TEMPO.CO, Jakarta - Ketua Komisi Nasional Hak Asasi Manusia Ifdhal Kasim menyatakan intoleransi di Indonesia bukanlah cerminan meningkatnya radikalisasi di masyarakat, melainkan akibatnya lemahnya penegakan hukum. Menurut Ifdhal, polisi terkadang sulit membedakan kebebasan berekspresi dan tindak kekerasan.
"Radikalisasi atau bukan masih bisa diperdebatkan," kata Ifdhal, Selasa, 10 juli 2012.
Ifdhal menyebut masalah GKI Yasmin, gereja Filadelfia, dan kekerasan terhadap penganut Ahmadiyah, merupakan pelanggaran HAM. Persoalan itu seharusnya bisa dihindari jika polisi menindak tegas pelakunya. "Masalahnya polisi cenderung ragu untuk menindak sekelompok masyarakat yang melakukan kekerasan," kata Ifdhal.
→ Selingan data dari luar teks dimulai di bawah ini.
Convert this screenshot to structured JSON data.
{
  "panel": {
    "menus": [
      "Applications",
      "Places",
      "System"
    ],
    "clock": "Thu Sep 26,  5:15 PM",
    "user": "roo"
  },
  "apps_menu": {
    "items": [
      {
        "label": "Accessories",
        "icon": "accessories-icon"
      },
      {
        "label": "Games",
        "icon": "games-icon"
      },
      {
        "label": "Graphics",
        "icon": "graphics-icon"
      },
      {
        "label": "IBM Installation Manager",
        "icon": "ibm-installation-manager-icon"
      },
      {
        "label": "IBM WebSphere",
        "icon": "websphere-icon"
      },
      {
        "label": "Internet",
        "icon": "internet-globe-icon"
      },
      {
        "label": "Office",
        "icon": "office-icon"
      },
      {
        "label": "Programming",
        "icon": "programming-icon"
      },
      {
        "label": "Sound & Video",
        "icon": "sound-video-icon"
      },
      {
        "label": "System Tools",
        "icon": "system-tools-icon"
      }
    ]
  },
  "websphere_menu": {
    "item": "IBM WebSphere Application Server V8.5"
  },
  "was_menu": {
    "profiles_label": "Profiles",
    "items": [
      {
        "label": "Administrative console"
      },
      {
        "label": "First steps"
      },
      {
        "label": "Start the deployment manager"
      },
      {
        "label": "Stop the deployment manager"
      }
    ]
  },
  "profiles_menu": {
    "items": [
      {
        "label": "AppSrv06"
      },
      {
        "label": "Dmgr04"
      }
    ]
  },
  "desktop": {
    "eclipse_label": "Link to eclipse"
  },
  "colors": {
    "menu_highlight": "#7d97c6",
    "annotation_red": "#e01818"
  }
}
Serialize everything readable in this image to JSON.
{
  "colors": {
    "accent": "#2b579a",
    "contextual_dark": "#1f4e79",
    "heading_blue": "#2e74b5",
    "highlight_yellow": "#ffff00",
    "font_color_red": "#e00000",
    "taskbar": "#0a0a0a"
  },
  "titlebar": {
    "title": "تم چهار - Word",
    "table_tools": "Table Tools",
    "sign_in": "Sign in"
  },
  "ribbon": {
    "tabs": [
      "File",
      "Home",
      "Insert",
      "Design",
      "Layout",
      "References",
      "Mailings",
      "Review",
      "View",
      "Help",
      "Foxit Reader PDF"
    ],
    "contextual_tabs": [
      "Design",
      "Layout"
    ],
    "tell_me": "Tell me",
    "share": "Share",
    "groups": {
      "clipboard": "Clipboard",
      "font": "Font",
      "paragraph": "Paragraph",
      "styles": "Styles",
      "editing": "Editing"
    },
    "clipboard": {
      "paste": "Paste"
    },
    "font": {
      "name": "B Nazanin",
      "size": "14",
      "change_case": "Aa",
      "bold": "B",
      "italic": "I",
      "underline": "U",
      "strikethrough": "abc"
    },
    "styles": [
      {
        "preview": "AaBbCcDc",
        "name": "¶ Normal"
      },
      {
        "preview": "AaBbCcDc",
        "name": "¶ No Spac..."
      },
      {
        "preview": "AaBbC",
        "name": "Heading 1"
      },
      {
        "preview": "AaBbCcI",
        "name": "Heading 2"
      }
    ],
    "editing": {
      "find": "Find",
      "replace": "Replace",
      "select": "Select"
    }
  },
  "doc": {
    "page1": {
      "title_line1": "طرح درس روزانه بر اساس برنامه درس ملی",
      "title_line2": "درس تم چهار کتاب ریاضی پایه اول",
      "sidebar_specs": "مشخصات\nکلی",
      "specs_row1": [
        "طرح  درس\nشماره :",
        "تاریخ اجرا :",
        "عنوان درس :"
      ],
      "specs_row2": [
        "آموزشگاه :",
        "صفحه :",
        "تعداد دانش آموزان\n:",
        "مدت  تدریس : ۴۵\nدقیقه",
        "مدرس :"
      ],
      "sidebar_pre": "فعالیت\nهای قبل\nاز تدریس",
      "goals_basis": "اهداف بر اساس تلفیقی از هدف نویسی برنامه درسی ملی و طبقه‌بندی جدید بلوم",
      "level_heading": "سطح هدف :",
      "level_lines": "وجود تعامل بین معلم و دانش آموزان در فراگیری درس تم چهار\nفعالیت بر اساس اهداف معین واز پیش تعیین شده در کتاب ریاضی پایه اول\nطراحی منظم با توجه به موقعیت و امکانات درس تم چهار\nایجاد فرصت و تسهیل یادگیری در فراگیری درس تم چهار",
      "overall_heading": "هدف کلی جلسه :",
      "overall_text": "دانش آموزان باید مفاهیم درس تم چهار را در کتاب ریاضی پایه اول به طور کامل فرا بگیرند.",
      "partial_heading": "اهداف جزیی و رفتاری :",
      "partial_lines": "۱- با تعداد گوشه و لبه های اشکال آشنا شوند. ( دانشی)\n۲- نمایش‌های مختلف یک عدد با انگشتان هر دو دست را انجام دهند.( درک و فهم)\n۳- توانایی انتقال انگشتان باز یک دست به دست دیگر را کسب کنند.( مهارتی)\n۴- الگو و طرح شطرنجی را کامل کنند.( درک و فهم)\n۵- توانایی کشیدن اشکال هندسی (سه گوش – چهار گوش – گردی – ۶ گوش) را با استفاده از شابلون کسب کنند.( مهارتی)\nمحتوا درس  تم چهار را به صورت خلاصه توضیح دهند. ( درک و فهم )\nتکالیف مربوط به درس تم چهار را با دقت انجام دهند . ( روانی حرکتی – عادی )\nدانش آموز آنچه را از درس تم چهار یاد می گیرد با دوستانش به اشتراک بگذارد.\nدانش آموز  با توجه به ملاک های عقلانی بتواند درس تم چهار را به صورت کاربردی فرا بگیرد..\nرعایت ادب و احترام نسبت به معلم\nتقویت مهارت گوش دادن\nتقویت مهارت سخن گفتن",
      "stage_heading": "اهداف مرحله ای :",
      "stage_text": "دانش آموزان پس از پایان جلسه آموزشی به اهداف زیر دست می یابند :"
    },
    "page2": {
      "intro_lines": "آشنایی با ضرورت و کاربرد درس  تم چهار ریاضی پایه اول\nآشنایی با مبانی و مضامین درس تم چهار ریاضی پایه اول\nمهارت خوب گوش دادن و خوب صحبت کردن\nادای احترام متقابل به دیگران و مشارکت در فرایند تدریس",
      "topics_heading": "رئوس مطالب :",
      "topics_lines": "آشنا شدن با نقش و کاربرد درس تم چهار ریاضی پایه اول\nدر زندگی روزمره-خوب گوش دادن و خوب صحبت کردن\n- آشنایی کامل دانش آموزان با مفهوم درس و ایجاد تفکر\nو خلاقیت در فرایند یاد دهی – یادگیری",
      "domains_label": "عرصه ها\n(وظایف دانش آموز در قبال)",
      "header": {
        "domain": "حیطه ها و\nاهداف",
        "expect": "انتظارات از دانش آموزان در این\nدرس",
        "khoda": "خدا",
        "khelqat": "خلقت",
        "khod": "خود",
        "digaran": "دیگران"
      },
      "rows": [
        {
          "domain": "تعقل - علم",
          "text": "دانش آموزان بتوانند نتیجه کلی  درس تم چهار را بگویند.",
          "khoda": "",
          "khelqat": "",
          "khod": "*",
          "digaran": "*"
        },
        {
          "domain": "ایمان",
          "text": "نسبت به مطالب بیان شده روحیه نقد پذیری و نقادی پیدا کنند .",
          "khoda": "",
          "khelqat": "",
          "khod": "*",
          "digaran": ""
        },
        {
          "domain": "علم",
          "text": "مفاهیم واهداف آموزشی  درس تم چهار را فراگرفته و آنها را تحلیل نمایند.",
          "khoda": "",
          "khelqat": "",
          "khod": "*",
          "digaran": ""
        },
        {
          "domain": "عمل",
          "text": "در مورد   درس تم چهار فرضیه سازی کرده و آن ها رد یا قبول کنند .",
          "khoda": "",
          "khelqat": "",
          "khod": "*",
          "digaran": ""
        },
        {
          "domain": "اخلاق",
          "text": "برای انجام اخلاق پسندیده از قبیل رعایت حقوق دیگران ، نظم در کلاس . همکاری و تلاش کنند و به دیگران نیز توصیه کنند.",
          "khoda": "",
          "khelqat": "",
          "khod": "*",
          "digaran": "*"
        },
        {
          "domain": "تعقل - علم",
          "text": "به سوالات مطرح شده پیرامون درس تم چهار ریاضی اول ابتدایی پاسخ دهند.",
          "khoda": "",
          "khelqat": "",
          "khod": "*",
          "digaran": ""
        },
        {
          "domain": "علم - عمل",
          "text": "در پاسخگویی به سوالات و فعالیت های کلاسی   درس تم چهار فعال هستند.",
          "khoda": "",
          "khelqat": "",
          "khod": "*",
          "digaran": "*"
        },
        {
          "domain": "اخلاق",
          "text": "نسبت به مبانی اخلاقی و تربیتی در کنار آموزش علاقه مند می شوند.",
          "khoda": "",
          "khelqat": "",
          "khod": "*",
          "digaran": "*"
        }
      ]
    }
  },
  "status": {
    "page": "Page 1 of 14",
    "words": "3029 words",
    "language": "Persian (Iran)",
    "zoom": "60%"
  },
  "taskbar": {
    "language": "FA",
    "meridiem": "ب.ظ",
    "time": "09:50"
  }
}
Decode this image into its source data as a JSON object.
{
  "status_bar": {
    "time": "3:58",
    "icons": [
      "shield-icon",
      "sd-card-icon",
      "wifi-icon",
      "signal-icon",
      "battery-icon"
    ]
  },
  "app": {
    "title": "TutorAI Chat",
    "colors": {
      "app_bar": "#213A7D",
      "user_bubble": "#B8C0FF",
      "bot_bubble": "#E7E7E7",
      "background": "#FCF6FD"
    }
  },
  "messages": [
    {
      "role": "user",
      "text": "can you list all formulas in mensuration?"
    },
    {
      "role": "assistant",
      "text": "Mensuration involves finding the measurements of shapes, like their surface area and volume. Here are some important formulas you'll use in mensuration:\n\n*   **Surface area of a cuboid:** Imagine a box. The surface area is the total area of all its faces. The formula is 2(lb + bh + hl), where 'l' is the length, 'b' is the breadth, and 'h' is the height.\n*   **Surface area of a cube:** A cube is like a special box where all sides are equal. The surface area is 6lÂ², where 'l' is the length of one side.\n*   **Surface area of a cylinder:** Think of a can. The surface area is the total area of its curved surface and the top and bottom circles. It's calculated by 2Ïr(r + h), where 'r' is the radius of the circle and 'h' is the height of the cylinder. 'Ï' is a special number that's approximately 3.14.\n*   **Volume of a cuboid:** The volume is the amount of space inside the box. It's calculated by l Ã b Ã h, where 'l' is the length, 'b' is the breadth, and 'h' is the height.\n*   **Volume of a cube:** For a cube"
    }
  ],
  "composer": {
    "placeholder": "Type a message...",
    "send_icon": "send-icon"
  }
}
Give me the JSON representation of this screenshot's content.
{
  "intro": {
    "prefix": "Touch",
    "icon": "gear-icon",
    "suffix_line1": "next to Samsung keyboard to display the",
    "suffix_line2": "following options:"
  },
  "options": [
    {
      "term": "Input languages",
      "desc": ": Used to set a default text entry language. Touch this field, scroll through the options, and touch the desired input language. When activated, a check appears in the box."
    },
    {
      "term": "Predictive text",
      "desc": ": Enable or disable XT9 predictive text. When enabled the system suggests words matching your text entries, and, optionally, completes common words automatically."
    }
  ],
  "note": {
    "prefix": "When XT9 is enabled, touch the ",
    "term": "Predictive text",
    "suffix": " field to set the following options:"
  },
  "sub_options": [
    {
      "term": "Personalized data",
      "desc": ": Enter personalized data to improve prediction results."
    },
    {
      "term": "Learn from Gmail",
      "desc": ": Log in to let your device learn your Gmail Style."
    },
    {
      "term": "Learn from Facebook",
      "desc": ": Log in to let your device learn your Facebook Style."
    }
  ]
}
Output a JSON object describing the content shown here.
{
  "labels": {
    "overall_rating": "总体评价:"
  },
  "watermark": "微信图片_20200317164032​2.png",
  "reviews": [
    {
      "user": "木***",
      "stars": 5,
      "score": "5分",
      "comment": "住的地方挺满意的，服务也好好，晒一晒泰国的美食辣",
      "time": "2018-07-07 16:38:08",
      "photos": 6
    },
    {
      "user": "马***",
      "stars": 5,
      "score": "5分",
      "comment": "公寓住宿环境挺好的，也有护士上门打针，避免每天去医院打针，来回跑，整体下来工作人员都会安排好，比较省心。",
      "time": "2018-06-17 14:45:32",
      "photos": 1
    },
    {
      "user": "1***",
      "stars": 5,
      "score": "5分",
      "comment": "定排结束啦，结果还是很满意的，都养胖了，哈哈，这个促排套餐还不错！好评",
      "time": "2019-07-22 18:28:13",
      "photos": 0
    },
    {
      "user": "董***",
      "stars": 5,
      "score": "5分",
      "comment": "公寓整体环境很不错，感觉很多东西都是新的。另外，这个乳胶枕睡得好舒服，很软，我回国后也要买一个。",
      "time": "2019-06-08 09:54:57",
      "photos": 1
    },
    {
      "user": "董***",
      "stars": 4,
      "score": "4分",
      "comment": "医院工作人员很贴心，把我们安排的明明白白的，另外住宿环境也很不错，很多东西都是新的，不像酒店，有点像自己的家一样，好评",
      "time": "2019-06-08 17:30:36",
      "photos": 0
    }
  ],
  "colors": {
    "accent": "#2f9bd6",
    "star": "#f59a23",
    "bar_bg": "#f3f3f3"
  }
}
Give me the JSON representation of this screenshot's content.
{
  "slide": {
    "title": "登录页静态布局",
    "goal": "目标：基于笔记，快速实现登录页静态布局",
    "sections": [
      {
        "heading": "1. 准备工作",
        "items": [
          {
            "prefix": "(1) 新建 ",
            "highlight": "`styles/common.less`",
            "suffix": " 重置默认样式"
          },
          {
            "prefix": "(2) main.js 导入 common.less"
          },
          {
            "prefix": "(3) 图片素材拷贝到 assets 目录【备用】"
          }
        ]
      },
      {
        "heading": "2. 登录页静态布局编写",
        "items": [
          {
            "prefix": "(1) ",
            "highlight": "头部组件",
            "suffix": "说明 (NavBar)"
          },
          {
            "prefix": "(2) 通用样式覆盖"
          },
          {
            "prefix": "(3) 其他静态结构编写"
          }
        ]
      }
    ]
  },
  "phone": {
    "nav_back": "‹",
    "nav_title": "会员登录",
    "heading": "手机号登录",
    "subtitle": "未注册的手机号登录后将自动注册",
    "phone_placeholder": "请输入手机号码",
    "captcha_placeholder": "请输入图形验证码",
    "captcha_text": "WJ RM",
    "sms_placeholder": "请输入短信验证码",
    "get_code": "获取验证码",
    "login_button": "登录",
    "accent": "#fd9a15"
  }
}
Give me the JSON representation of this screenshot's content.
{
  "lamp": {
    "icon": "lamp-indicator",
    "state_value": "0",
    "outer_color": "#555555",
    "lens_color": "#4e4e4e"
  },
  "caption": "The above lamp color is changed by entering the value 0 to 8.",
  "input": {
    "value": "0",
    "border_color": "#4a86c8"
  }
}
Akibatnya, banyak orang merasa bisa lepas dari jerat hukum jika melakukan kekerasan. Itu juga yang menyebabkan kekerasan serupa terjadi di berbagai tempat di Indonesia.
Masalah lainnya, Ifdhal menambahkan, belum ada aturan jelas tentang hate speech atau “syiar kebencian”. "Aturan yang tak jelas membuat orang tak takut melakukan tindakan yang menyulut emosi atau amarah kelompok lain," katanya.
Sebelumnya, Pendeta Gomar Gultom dari GPIB Imanuel menyatakan masalah kebebasan beragama di Indonesia mencuat dalam lima tahun terakhir. Masalah itu disebabkan semakin radikalnya kelompok tertentu.
"Bukan persoalan kelompok-kelompok agama, melainkan radikalisasi," kata Gomar usai kunjungan Kanselir Jerman Angela Merkel.